As is commonly known, turbochargers and superchargers are used to boost an engine of a motor vehicle by compressing air prior to being received by cylinders of the engine. When the air is compressed by the turbocharger or the supercharger, the air is heated and a pressure of the air is increased. However, it is desirable for the air entering the engine, such as a diesel engine or a gasoline engine, to be cooled after exiting the turbocharger or the supercharger because cooler air will have an increased density that improves an efficiency of the engine. In certain situations, the cooling of the air may also facilitate engine management and eliminate the danger of pre-detonation of the air and a fuel prior to a timed spark ignition and militate against excessive wear or heat damage to an engine block of the engine.
Charge air coolers such as water-cooled charge air coolers (WCAC) can be used in the motor vehicle to cool the air that has been compressed by the turbocharger or the supercharger prior to entering the engine. Typically, for application specific needs such as space constraints in a vehicle, for example, WCACs utilize a coolant from a low temperature (LT) coolant circuit separate from a high temperature (HT) engine coolant circuit. The LT coolant circuit includes a designated secondary radiator to cool the coolant flowing therethrough. As the compressed air flows through the WCAC, heat is transferred between air compressed by the turbocharger or the supercharger and the coolant from the LT coolant circuit. However, the coolant from the LT coolant circuit may not effectively cool or control the compressed air to desired temperatures. For example, at high levels of turbocharger or supercharger boost with ambient air temperatures, maximum performance is required from the WCAC and a desired system performance may be limited by the LT coolant circuit.

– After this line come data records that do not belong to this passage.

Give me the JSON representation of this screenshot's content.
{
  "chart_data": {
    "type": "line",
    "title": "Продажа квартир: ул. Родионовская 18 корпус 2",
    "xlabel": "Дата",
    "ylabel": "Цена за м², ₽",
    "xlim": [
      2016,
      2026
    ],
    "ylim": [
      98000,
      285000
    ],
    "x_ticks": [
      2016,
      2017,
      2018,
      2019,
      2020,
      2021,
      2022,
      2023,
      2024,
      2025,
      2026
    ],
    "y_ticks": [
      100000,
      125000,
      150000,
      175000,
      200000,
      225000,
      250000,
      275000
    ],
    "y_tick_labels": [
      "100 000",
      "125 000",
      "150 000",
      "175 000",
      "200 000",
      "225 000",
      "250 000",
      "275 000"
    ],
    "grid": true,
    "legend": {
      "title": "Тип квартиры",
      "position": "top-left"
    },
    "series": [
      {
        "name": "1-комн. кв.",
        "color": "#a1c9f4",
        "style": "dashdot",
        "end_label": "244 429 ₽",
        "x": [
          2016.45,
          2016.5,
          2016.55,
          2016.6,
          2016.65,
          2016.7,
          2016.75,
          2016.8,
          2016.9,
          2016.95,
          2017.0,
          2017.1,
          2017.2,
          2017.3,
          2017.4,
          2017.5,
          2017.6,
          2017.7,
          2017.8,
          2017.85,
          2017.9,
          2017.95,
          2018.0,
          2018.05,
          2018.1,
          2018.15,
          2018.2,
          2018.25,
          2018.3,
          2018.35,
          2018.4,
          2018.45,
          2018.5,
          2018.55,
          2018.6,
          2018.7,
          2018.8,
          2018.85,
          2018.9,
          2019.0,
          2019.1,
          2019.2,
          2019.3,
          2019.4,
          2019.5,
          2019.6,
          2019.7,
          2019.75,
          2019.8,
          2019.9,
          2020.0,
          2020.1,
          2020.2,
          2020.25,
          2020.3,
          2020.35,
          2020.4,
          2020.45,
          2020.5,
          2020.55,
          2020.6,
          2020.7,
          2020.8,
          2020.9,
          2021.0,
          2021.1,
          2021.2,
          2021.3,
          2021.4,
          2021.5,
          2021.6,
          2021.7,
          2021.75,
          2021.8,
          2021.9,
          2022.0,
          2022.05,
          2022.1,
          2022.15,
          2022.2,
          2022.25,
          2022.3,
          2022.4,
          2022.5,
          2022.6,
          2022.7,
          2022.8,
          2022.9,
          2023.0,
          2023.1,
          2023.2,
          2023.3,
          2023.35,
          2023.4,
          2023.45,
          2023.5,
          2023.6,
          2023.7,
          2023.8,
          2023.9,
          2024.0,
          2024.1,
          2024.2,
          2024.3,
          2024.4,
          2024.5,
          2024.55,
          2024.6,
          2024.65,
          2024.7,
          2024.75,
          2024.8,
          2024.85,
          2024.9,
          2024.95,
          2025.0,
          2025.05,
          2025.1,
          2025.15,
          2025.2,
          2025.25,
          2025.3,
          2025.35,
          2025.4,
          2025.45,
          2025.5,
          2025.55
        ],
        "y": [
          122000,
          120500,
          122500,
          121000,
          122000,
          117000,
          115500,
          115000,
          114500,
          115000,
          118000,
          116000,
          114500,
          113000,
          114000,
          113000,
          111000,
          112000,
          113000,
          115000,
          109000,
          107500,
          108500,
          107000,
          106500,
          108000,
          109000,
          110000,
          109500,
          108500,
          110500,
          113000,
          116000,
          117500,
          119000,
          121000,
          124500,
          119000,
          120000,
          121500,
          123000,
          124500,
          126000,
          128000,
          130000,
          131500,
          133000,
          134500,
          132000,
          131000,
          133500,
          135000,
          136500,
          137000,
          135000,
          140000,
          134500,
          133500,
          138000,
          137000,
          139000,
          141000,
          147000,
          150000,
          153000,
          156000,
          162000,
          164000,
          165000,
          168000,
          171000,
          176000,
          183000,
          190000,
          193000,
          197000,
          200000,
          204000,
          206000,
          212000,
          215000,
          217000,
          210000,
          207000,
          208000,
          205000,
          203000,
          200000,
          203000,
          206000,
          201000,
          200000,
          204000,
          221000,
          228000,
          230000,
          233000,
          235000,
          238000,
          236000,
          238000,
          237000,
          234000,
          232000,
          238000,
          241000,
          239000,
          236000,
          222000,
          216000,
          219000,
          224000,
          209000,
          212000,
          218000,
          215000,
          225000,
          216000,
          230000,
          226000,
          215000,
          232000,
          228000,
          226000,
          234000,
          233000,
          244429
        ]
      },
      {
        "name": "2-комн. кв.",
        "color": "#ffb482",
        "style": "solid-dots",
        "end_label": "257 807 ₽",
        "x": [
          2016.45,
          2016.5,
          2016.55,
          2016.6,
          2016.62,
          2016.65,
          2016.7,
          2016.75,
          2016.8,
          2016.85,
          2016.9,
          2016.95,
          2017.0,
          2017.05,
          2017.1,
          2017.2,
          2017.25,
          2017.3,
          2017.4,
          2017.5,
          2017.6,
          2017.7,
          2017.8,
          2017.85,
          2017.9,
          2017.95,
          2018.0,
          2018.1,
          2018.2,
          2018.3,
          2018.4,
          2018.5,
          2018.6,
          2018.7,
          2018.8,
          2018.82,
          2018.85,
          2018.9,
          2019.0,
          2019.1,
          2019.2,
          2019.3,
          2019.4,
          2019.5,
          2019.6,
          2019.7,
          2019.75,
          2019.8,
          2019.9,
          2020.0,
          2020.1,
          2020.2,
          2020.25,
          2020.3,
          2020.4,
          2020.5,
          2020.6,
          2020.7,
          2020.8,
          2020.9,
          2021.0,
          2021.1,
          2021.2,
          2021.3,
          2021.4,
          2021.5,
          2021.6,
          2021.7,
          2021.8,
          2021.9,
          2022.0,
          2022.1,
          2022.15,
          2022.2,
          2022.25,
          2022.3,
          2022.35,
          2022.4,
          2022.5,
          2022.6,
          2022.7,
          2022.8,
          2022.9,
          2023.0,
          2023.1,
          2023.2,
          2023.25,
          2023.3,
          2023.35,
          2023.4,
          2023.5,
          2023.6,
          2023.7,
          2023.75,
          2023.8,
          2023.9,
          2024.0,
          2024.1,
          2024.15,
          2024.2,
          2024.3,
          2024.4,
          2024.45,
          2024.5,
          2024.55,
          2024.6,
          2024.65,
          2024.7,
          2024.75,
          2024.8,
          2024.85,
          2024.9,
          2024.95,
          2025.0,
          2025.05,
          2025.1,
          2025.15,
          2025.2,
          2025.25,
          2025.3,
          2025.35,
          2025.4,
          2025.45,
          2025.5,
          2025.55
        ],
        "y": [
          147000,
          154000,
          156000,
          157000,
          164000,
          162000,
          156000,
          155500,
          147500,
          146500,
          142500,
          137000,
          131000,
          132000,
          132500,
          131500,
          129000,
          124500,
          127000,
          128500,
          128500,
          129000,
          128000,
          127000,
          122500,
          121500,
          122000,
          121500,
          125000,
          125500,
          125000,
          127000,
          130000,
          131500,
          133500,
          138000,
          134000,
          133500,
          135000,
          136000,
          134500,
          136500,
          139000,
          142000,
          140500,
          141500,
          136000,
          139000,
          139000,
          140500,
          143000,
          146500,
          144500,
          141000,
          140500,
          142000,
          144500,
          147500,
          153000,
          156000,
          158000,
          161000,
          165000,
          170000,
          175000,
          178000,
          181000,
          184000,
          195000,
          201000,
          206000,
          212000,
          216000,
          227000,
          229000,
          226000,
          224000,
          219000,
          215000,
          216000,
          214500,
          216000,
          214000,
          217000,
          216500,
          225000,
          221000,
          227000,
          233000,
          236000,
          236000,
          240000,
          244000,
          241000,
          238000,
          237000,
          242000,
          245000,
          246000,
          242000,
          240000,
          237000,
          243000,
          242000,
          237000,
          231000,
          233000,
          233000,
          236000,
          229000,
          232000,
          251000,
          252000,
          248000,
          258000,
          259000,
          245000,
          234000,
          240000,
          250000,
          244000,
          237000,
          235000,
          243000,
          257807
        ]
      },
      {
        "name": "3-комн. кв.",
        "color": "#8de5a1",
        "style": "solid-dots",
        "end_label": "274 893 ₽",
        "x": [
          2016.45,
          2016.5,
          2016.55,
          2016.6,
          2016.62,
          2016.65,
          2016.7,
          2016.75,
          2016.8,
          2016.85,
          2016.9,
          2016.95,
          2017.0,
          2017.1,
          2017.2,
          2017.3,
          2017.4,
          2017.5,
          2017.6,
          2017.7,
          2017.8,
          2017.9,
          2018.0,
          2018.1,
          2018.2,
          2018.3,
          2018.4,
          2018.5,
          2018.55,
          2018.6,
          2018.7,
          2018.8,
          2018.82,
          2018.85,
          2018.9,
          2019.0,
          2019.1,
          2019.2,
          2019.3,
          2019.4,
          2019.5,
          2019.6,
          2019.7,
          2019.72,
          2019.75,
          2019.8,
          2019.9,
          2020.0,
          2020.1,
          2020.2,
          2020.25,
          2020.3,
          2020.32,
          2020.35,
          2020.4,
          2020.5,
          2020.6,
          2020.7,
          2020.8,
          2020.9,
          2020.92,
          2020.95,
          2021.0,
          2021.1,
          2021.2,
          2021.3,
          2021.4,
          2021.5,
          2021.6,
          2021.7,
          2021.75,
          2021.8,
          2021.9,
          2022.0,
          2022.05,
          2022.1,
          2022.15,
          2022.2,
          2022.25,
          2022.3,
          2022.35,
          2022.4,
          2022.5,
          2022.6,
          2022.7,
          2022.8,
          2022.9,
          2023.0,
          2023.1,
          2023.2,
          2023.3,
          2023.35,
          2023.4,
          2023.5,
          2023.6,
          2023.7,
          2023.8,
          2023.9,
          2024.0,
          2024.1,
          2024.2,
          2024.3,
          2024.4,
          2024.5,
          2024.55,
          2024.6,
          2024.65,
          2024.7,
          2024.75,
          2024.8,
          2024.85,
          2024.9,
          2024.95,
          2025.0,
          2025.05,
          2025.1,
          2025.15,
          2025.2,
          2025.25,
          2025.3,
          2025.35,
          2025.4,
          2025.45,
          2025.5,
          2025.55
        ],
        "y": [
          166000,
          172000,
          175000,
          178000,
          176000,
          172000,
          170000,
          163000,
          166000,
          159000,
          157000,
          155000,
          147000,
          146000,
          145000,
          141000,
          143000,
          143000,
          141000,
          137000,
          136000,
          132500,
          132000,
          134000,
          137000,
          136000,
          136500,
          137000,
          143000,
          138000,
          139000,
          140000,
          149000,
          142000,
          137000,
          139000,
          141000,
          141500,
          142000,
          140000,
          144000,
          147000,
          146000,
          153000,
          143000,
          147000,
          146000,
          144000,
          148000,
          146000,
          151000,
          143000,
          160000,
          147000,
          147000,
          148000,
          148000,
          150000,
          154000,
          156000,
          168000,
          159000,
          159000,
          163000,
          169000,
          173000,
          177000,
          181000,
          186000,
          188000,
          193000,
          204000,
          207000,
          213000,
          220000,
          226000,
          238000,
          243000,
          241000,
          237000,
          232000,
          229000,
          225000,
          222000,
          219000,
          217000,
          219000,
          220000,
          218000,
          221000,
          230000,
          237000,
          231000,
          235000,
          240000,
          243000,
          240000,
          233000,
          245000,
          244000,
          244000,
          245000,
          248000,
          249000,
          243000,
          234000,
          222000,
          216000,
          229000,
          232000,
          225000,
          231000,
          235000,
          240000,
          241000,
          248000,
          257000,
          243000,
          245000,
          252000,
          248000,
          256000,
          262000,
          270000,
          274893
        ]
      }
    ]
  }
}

To solve the problem of limited performance due to the LT coolant circuit, some prior art solutions have relied on increasing the size of the secondary radiator of the LT coolant circuit, which may occupy undesired space and/or decrease engine performance efficiency. Other solutions incorporate WCACs with multi-staged or cascaded cooling. The WCAC with multi-stage cooling utilizes a coolant from more than one source. For example, the WCAC with multi-stage cooling may incorporate the coolant from the LT coolant circuit and the coolant from the HT engine coolant circuit. The coolant from both the LT coolant circuit and the HT engine coolant circuit facilitates cooling the compressed air to desired temperatures so system performance and efficiency of the WCAC, and accordingly the engine, is maximized.
However, a WCAC with multi-staged cooling generally employs more than one cooler unit or heat exchange core: one for receiving the coolant from the HT engine coolant circuit and one for receiving the coolant from the LT coolant circuit. Additionally, the WCAC's with multi-staged cooling may include tube-style cooling units or heat exchange cores. These types of WCACs can become expensive and complex due to an increase in required components, may not meet package space requirements, and may lack desired durability.
It would therefore be desirable to provide a charge air cooler with integrated multi-stage cooling that minimizes manufacturing costs, minimizes complexity, maximizes durability, and maintains package size requirements, while maintaining or increasing a performance and an efficiency of the charge air cooler.